Standing stones, raised as single upright blocks of undressed rock, are among the most quietly enigmatic monuments in the Irish landscape. They were erected throughout the Neolithic and Bronze Age periods, though pinning down the purpose of any individual example is rarely straightforward. Boundary marker, ritual focus, memorial, astronomical indicator: the theories accumulate, and the stones say nothing.

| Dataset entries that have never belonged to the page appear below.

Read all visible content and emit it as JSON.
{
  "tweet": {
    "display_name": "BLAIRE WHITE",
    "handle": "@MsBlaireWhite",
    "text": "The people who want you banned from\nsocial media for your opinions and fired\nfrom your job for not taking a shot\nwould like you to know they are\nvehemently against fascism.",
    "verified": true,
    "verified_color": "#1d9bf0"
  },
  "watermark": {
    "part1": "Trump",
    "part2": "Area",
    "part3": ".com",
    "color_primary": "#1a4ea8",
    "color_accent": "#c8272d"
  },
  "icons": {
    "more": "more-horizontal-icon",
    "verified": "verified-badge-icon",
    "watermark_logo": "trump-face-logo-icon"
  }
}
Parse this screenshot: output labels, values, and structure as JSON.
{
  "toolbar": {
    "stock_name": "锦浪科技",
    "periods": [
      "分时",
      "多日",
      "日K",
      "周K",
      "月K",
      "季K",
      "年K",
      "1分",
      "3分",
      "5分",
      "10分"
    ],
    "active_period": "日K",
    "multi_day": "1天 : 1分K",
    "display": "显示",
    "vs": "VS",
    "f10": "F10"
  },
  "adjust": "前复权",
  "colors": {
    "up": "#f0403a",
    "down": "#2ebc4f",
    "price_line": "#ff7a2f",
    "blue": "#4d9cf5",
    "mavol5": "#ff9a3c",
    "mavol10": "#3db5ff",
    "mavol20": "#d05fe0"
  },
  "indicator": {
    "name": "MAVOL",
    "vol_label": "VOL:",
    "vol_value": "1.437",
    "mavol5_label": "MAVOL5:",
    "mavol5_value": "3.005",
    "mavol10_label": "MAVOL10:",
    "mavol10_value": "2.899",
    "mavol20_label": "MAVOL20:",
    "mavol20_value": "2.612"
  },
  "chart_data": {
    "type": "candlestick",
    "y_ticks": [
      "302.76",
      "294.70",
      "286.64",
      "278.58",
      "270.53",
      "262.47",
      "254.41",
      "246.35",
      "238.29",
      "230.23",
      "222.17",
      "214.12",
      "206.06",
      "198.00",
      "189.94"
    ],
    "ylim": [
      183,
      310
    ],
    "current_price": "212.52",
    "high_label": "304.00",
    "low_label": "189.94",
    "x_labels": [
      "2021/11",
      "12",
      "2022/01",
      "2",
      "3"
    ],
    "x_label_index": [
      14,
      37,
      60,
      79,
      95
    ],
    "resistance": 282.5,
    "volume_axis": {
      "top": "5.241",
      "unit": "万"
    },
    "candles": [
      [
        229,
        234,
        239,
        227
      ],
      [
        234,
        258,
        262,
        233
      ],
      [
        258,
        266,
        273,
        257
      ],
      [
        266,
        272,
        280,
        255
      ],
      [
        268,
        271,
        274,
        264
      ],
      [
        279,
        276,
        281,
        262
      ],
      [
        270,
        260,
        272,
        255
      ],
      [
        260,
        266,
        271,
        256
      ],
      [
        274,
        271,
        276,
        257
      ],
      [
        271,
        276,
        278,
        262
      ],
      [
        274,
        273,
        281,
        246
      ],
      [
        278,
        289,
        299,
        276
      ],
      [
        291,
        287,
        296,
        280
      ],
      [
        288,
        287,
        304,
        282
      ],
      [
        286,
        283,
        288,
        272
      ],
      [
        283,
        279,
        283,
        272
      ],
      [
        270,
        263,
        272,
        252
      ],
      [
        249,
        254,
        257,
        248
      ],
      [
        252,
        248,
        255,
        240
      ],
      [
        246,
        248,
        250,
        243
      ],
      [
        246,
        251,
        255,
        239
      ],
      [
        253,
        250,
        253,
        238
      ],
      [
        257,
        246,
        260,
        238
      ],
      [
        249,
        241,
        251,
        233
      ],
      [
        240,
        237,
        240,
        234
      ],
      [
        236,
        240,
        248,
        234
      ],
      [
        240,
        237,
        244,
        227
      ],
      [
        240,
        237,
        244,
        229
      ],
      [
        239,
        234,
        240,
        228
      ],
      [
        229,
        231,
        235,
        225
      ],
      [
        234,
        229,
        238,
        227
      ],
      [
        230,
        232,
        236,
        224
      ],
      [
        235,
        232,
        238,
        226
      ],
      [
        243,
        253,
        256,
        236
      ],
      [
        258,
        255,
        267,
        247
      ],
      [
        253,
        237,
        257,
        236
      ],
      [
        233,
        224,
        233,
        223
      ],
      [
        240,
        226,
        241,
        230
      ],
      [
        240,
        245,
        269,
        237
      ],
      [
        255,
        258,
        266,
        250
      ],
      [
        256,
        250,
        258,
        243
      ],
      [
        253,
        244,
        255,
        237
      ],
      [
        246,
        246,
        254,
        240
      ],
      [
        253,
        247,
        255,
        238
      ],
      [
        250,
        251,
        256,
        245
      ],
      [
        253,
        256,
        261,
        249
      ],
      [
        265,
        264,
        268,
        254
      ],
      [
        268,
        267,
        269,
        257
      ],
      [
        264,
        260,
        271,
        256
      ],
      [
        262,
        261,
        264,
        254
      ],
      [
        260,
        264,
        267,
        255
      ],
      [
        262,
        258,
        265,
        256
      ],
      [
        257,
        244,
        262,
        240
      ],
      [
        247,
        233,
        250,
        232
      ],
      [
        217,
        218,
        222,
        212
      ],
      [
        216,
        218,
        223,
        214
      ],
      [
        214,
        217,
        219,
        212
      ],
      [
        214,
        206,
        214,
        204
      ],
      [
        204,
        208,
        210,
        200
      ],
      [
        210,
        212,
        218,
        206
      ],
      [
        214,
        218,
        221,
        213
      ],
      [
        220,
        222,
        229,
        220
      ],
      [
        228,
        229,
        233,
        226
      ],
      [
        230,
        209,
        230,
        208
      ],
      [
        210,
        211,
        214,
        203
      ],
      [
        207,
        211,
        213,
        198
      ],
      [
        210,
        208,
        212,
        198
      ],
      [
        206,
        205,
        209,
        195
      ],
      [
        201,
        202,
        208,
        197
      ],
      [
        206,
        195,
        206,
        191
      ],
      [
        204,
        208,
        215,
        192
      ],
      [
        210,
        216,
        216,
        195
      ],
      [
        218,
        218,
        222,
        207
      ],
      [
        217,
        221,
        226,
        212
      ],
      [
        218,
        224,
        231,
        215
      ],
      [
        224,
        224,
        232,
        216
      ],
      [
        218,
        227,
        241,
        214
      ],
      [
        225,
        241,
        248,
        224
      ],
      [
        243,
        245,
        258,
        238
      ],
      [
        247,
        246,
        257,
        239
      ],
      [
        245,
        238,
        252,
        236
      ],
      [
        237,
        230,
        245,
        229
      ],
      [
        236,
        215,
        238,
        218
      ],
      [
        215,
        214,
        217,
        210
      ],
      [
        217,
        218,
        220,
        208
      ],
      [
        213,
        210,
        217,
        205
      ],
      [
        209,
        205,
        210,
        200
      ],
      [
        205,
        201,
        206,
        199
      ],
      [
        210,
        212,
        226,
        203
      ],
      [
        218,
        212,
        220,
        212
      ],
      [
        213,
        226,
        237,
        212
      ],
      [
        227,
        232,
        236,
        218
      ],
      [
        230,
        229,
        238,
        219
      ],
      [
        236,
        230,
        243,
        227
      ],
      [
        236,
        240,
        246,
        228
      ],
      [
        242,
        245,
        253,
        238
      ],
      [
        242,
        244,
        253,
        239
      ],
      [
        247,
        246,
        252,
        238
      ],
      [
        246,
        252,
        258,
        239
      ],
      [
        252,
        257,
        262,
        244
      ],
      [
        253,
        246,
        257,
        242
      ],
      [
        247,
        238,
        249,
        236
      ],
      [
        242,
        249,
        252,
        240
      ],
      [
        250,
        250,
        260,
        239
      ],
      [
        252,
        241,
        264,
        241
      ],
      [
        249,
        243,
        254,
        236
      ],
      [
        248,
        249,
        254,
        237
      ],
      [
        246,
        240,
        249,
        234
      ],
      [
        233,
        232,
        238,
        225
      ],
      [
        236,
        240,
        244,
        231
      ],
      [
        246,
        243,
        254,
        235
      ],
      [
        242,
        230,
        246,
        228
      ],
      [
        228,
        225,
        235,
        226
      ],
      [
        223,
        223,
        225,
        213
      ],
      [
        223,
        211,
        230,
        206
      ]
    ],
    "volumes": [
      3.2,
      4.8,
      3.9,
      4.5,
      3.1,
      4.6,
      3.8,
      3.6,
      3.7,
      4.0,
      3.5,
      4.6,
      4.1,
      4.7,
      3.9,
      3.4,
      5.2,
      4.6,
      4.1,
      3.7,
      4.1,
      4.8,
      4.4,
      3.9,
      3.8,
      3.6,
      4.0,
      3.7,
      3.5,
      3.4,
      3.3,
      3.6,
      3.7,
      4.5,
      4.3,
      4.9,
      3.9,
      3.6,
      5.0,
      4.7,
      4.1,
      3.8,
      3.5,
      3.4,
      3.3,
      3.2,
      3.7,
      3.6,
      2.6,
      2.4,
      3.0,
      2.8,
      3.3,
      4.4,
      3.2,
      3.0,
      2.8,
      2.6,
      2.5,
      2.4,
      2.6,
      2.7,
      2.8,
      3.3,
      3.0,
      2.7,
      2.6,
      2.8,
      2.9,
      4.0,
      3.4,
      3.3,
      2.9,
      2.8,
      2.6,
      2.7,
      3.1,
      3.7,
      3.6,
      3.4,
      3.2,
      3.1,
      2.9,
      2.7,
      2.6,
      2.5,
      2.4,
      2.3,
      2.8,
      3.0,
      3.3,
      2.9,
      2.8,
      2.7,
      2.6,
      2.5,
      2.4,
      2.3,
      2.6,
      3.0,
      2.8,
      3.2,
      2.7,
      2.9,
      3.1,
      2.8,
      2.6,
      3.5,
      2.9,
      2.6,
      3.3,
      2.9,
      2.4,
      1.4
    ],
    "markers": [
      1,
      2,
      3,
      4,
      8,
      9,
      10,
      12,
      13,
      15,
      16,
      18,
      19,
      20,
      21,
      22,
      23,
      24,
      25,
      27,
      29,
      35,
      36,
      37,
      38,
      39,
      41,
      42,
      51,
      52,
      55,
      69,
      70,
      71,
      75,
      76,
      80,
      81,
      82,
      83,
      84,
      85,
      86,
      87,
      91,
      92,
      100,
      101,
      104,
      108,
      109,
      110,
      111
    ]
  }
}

Cappaghabaun, whose name derives from the Irish meaning something close to "white or pale scrubland", is a mountain in the Burren region, a landscape already well known for its concentration of prehistoric and early historic monuments. The Burren's carboniferous limestone karst, with its exposed pavements and thin soils, has preserved an unusual density of ancient sites, and standing stones appear across it with a frequency that suggests the upland was anything but empty in prehistory. This particular stone's position on the mountain suggests it may have been intended to be seen, or to mark a route, a boundary, or a place of significance in a territory whose social geography we can now only partially reconstruct.